2015-06-28 12:47:00

Elezioni in Burundi tra le proteste. Paese a rischio guerra civile


Nuove tensioni nella vigilia elettorale in Burundi. Questa notte almeno tre persone sono morte nella capitale Bujumbura, a seguito di scontri ed esplosioni di granate. Domani urne aperte per le elezioni parlamentari, poi il 15 luglio le presidenziali boicottate da più parti dopo la ricandidatura del presidente Pierre Nkurunziza per il quale sarebbe il terzo mandato. Gli osservatori europei hanno già abbandonato il Paese, l’Onu mantiene un atteggiamento neutrale ma aveva comunque chiesto più volte il rinvio della tornata, che dal 25 aprile scorso ha innescato violente proteste di piazza, in cui si sono registrati 70 morti. Per Marco Massoni, direttore di ricerca per l’Africa presso il Centro militare di studi strategici, esiste il rischio di una nuova guerra civile. Cecilia Seppia ha raccolto il suo commento:

R. – Sono elezioni farsa, perché al di là dell’aspetto meramente procedurale e, dunque, formale del loro svolgimento, comunque calendarizzato, l’Unione Europea ha dichiarato formalmente che non sussistono più le condizioni per una corretta osservazione delle elezioni e, dunque, gli osservatori elettorali europei hanno lasciato il Burundi. Le Nazioni Unite ovviamente mantengono un approccio quanto più neutrale possibile in maniera anche intelligente, cioè tale, comunque, da lasciar intendere che la destituzione di fondamento di elezioni evidentemente garantite solo da parte del presidente in carica, non possono essere rappresentative di alcunché. Importanti governi stranieri, come appunto Washington – gli Stati Uniti – ed anche altri hanno indicato l’impossibilità di rappresentatività della tenuta delle elezioni. E il fatto stesso che diverse, numerose, a più riprese, manifestazioni di piazza, da parte di chi fosse simpatizzante dell’opposizione, abbiano avuto luogo e già esistano situazioni di sfollati e di rifugiati, quindi di persone che si sono mosse oltre i confini del Burundi, è prodromico di una crisi enorme che sta per esplodere sotto gli occhi di tutti, con il rischio di degenerare in guerra civile e una classe al potere che sicuramente non si è dimostrata per nulla all’altezza del ruolo che intende continuare a ricoprire.

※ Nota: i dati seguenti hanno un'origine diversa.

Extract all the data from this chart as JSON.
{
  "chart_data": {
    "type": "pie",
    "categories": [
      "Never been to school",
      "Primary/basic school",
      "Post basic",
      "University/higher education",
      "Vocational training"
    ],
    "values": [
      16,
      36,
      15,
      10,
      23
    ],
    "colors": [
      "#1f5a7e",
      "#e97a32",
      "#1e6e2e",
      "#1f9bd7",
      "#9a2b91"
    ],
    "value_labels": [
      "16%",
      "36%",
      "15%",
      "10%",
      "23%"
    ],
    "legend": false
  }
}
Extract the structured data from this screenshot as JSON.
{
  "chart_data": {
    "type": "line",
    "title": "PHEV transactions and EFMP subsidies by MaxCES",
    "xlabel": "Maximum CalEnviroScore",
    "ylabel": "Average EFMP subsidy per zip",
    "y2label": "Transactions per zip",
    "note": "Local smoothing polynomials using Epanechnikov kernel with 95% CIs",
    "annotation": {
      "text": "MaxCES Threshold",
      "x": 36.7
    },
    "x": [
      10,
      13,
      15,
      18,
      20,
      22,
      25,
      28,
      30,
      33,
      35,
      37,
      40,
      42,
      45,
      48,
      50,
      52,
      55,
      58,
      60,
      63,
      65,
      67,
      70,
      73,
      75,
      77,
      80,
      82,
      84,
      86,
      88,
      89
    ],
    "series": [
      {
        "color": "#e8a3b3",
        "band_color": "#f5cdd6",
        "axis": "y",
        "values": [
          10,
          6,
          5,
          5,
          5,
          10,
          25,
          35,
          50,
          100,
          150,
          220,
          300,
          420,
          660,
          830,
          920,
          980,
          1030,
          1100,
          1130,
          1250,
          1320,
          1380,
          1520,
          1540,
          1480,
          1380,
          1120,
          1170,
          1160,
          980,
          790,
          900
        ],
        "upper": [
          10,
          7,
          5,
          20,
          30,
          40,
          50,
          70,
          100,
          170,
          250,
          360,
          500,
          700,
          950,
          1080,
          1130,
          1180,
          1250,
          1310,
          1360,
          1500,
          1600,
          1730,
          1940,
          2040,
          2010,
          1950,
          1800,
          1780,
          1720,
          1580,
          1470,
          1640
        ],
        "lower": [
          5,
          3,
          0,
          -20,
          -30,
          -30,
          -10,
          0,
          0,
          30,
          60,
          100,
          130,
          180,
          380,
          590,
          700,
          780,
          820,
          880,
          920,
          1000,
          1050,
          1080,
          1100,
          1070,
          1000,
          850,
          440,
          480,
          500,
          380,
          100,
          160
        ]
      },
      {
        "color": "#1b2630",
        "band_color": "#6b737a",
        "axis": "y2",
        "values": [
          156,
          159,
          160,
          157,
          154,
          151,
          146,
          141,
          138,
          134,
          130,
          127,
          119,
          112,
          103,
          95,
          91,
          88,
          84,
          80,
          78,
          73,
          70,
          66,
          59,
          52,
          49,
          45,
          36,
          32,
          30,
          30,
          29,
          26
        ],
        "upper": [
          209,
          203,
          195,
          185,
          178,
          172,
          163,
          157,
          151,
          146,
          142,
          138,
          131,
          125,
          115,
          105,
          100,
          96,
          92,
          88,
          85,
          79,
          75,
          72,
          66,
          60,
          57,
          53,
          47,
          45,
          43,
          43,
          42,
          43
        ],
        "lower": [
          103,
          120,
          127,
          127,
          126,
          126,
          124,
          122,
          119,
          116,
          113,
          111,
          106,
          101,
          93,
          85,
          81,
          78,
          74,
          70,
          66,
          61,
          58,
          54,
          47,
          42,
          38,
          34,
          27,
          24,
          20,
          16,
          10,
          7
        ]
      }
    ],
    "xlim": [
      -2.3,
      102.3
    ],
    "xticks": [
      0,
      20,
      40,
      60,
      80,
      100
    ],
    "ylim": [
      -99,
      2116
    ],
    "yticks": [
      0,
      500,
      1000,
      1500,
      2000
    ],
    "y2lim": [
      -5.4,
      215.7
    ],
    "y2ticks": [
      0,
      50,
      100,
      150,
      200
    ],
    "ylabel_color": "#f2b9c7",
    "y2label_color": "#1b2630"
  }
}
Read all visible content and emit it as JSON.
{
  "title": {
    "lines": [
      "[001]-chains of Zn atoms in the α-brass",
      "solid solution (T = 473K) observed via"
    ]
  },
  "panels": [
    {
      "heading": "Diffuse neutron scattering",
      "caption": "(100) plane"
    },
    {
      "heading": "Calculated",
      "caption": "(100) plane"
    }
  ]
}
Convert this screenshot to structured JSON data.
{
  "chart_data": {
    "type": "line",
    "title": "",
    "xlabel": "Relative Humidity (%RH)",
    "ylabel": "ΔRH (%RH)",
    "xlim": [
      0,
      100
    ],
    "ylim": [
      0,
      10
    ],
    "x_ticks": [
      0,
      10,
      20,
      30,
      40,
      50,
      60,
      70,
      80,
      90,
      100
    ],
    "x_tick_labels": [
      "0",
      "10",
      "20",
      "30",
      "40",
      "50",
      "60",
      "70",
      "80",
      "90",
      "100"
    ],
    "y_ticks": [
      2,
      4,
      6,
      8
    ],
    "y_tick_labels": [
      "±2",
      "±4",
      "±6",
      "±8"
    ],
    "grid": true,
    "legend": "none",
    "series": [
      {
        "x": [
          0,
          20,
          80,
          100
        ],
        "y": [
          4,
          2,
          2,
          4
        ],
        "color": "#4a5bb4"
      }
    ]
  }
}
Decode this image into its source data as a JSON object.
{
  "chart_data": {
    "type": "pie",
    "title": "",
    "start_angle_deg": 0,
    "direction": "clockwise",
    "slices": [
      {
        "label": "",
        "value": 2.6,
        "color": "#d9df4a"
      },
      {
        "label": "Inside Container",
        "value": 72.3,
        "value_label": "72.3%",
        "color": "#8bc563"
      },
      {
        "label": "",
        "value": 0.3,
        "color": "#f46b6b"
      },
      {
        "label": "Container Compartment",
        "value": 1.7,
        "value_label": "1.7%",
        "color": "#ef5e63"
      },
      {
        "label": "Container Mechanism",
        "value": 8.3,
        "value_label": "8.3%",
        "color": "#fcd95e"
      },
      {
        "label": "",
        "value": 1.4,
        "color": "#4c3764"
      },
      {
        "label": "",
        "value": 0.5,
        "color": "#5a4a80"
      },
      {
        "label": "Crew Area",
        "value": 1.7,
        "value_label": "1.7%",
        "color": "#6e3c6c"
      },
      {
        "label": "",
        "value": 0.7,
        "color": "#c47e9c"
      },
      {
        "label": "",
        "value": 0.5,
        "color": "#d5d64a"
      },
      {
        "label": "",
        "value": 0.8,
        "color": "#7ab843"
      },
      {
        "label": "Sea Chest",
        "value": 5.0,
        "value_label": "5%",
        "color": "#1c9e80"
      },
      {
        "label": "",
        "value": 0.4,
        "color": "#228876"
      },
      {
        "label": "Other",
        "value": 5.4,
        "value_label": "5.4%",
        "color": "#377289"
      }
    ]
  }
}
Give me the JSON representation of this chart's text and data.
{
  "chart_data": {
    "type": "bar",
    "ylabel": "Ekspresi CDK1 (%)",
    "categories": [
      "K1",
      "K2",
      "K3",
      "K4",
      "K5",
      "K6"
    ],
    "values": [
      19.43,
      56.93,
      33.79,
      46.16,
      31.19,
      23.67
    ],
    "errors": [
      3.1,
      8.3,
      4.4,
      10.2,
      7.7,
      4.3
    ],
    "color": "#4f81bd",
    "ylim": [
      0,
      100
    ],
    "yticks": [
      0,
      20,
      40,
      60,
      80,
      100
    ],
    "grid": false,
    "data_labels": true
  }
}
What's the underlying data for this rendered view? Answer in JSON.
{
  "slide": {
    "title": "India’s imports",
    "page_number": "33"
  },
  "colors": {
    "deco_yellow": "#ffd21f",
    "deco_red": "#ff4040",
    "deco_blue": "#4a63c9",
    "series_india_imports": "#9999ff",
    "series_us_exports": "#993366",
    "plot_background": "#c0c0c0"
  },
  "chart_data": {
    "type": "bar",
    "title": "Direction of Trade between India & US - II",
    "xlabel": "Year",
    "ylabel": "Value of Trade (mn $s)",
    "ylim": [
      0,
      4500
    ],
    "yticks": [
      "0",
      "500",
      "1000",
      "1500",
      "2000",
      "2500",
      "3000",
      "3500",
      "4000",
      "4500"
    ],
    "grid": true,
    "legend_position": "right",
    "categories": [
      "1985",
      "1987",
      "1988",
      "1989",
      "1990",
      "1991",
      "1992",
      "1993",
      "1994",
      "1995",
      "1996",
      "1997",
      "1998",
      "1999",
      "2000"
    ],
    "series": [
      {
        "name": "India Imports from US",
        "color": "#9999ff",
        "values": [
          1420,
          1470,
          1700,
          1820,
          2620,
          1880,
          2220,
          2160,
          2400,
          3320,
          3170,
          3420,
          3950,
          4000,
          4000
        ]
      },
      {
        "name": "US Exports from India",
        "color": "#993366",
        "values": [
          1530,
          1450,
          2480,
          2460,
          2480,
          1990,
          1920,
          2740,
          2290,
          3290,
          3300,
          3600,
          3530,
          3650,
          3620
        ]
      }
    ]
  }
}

D. – Tra l’altro, le opposizioni sono molto divise tra di loro. La cosa più grave è che non c’è ad oggi uno sfidante valido, un nome, per opporsi a Nkurunziza…

R. – Sì, il problema è anche questo. Per quello che riguarda il Burundi, ovviamente, la situazione è molto più delicata. Un Paese che è stato per tanti anni in guerra civile e con un regime abbastanza dispotico, ovviamente ha difficoltà a favorire un coagularsi intelligente di porzioni della società civile che rivendicano politicamente, partiticamente, un proprio diritto di governare il Paese. E quindi questo, come altrove, fa pagare lo scotto e fa rendere più forte il presidente in carica, chi di turno, con il rischio sempre che poi siano i militari a risolvere la questione, per poi – come sta per accadere in Guinea Conakry - dopo qualche anno magari, dopo aver portato nuovamente il Paese ad un processo di normalizzazione, ricandidarsi come eventuali nuovi possibili presidenti.

D. – Per allargare lo sguardo, oltre alla crisi politica che il Paese vive e oltre ovviamente alle pressioni di un governo "dittatoriale", quali sono i problemi del Burundi?

R. – I problemi del Burundi sono i problemi legati a tutto un contesto più largo di problematiche regionali. Parliamo di Africa Centrale, della Regione dei Grandi Laghi, di opposizioni anche, di faglie etniche tra hutu e tutzi, quindi non religiose in questo caso. Il problema fondamentale di questi tre grandi Paesi - Burundi, Rwanda e ovviamente Uganda - che confinano con l’enorme Paese per eccellenza della Regione dei Grandi Laghi, che è la Repubblica democratica del Congo è che condividono una grande volatilità, una grande insicurezza, una grande depredazione di risorse naturali e problemi economici. Poi c’è un problema generalmente di post conflitto, vale a dire di ricostruzione della società civile, di fiducia reciproca. E sicuramente, in questo momento, Nkurunziza non è in grado di favorire questo processo.